Bottom bracket height will be lower but I will likely use a 160mm (or less) crank and just a double or single chainring. This should address most of clearance issues. Disc brakes take care of the v-brake post mounts not lining up. The smaller wheels won't change the angles but I guess it will slightly reduce the trail measurement.

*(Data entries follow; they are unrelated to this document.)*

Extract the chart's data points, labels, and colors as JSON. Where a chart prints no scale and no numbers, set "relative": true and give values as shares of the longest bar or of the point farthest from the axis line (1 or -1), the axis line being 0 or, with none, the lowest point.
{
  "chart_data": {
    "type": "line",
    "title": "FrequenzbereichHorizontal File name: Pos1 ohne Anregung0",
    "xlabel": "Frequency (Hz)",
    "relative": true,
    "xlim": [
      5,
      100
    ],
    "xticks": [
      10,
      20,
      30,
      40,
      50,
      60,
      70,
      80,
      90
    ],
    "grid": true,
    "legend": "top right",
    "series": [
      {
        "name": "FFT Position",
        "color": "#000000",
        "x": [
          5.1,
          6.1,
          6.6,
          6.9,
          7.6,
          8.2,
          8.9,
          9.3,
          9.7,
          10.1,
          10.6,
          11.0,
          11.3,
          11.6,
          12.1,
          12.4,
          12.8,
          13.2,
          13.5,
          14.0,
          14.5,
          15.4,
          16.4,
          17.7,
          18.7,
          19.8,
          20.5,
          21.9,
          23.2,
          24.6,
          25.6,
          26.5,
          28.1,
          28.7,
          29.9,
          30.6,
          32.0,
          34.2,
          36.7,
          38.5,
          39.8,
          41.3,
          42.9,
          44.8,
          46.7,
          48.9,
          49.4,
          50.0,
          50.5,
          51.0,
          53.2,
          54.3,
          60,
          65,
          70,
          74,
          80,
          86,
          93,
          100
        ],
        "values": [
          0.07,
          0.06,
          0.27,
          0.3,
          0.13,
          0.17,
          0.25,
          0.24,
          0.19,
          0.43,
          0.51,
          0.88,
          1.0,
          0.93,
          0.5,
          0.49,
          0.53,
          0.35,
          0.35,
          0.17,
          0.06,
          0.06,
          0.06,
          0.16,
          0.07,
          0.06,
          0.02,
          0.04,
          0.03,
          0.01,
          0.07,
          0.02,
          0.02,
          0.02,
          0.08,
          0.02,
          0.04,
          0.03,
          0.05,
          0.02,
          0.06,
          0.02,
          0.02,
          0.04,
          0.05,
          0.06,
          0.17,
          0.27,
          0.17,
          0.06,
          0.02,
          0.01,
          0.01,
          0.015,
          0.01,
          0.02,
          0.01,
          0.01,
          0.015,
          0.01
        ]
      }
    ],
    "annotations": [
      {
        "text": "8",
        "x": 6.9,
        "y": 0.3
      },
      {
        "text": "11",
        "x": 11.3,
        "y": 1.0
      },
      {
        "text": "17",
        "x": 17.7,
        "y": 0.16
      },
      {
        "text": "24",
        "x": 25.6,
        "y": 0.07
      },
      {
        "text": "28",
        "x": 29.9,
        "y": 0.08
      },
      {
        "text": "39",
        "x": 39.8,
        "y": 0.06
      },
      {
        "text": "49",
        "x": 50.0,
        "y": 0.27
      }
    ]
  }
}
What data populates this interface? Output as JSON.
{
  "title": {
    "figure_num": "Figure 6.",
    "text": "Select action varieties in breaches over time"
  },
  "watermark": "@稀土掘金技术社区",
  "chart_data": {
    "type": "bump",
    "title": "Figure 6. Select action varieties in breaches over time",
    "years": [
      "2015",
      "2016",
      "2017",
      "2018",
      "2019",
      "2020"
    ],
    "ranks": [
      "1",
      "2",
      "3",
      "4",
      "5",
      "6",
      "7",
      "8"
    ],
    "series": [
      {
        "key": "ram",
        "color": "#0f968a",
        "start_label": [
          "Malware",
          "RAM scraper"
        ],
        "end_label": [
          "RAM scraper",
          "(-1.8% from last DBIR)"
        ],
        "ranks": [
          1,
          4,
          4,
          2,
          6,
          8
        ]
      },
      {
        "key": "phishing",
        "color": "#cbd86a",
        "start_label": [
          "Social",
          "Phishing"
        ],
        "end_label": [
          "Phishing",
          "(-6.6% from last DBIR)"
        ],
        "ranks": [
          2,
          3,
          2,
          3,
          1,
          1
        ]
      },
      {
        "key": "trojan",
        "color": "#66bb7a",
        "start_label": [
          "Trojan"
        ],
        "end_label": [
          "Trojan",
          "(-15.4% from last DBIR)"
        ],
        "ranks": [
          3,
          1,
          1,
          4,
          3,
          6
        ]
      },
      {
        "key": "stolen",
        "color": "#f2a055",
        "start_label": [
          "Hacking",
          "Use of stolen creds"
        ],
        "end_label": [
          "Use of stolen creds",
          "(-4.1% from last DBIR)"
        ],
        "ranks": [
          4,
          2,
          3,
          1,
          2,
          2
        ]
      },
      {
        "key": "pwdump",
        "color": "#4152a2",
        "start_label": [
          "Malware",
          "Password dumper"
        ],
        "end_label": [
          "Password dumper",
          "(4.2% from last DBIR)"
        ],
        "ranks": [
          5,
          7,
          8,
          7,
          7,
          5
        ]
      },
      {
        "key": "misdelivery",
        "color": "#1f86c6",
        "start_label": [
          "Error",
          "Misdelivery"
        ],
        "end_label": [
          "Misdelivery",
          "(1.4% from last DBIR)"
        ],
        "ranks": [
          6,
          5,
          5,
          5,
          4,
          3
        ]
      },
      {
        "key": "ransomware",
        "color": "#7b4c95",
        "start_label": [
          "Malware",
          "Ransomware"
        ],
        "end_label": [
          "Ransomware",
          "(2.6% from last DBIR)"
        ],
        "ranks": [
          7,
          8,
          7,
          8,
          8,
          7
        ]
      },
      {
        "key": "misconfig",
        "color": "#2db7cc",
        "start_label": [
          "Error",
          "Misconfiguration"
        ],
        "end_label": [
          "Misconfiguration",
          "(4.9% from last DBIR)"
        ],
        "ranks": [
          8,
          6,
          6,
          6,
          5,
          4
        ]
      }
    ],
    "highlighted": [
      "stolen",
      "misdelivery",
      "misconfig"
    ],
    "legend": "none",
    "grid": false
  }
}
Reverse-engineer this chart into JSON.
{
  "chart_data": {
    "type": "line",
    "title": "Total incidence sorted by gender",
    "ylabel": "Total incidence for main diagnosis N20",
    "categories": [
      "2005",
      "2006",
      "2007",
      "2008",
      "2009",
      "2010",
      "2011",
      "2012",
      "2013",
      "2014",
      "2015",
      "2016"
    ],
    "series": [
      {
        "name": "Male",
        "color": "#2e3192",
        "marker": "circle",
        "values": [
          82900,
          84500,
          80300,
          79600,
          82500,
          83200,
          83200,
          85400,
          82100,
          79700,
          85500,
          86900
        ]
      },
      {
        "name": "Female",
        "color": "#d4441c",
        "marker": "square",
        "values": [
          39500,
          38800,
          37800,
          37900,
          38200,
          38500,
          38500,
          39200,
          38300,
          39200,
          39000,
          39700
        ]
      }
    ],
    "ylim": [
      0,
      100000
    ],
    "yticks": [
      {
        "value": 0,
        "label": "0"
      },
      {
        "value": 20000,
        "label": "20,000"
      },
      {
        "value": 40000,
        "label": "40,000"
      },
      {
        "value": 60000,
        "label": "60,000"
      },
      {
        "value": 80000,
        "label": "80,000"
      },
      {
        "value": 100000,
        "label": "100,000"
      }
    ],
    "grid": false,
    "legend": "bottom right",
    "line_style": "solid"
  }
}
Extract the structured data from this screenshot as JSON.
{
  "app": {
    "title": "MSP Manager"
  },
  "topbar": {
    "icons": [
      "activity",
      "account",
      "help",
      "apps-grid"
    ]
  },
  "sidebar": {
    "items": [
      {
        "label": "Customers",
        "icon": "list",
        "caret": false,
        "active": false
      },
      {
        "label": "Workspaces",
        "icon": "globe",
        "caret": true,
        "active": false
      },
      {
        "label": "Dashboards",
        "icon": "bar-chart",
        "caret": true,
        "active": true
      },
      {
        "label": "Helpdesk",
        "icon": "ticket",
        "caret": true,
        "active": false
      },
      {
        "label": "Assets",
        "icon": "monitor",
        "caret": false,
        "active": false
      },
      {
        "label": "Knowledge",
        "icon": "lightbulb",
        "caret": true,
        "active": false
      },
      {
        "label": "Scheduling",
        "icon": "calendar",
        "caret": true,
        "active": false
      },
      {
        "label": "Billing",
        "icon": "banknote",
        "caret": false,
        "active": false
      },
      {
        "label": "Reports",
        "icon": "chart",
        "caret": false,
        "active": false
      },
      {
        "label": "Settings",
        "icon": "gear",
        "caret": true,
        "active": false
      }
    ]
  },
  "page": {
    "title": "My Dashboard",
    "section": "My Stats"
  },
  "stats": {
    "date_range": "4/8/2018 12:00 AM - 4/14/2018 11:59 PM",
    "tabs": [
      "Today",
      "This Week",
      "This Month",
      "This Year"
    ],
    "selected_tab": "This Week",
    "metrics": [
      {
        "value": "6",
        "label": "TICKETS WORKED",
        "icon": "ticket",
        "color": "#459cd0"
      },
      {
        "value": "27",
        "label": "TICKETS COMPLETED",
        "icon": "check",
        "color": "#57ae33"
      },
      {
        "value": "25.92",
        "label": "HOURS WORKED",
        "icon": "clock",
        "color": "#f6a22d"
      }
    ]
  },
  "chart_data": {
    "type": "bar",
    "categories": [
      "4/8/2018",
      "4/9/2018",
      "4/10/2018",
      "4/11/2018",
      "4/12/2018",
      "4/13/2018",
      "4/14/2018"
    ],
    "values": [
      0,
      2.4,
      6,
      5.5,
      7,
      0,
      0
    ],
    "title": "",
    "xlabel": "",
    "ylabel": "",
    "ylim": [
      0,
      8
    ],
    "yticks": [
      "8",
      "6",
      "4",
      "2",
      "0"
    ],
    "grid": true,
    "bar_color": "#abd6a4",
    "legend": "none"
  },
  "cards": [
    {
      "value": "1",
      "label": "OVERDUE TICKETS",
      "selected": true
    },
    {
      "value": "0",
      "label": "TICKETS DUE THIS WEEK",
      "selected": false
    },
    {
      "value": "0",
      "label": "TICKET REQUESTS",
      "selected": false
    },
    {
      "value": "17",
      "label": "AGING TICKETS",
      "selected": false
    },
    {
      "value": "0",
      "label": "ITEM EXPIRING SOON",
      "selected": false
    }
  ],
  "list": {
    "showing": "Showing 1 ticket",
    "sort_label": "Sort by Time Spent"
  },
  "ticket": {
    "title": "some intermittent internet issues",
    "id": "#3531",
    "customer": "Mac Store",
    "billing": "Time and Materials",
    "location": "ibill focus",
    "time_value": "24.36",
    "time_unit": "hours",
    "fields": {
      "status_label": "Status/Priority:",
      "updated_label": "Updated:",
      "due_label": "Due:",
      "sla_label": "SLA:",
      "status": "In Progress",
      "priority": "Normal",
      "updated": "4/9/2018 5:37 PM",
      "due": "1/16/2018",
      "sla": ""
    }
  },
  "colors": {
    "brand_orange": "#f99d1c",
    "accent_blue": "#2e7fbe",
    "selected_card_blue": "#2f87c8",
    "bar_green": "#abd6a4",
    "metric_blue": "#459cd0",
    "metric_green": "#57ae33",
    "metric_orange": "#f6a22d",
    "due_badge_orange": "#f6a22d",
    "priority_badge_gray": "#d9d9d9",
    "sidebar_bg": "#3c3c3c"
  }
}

Any experience of this approach and how did it work out for you?


----------



## GMF (Jan 10, 2004)

You'll find many proponents of that approach around here (quite likely what i'll be doing in a few years, too).


----------



## Duntov1967 (Jan 14, 2012)

There really are no negatives. Go for it!


----------



## Aresab (Mar 27, 2007)

There's some good info and some pics of my build for my son in this thread:

http://forums.mtbr.com/families-riding-kids/need-help-24-inch-13-inch-xs-my-son-705860.html


----------



## Bonsai-CP (Nov 15, 2011)

It's all good, so no worries. Just build it...LOL

My 26" frame w/ 24" wheels for my son.....










Yes, he is a FR'er....LOL


----------



## William_Cannon (May 5, 2009)

Bump...

Is it safe to say that replacing 26" wheels with 24" wheels reduces the standover by 1"? I'm debating on keeping my old hardtail (15"-S) for when the kid is ready to graduate from a 20" bike to a 24" bike. However, I'm concerned that it will be to big for her, even with a shorter stem and smaller wheels. Any further advice?


----------



## Aresab (Mar 27, 2007)

It does lower stand-over (depending on tire height), and consequently BB height. My son has been riding his for 8 months now and I don't see any negatives. He also has a 24" Rocky Mountain Reaper that I bought to loan out when his friends come over and when we are not on trails. He moves very easily to either bike since I put the same shifters on both. His 26er is a 14"/XS frame, you may have to look at the specs to see how much bigger a 15" would be. The Sette Reken has 25" stand-over (24" with 24" wheels).


----------



## William_Cannon (May 5, 2009)

Thanks. The stand over is about 27" or 28" on my hardtail, but oddly enough has a shorter ETT than the Reken. It looks like I might just salvage some parts and keep them for a future build on an XS and pick up some shorter cranks and 24" hoops.


----------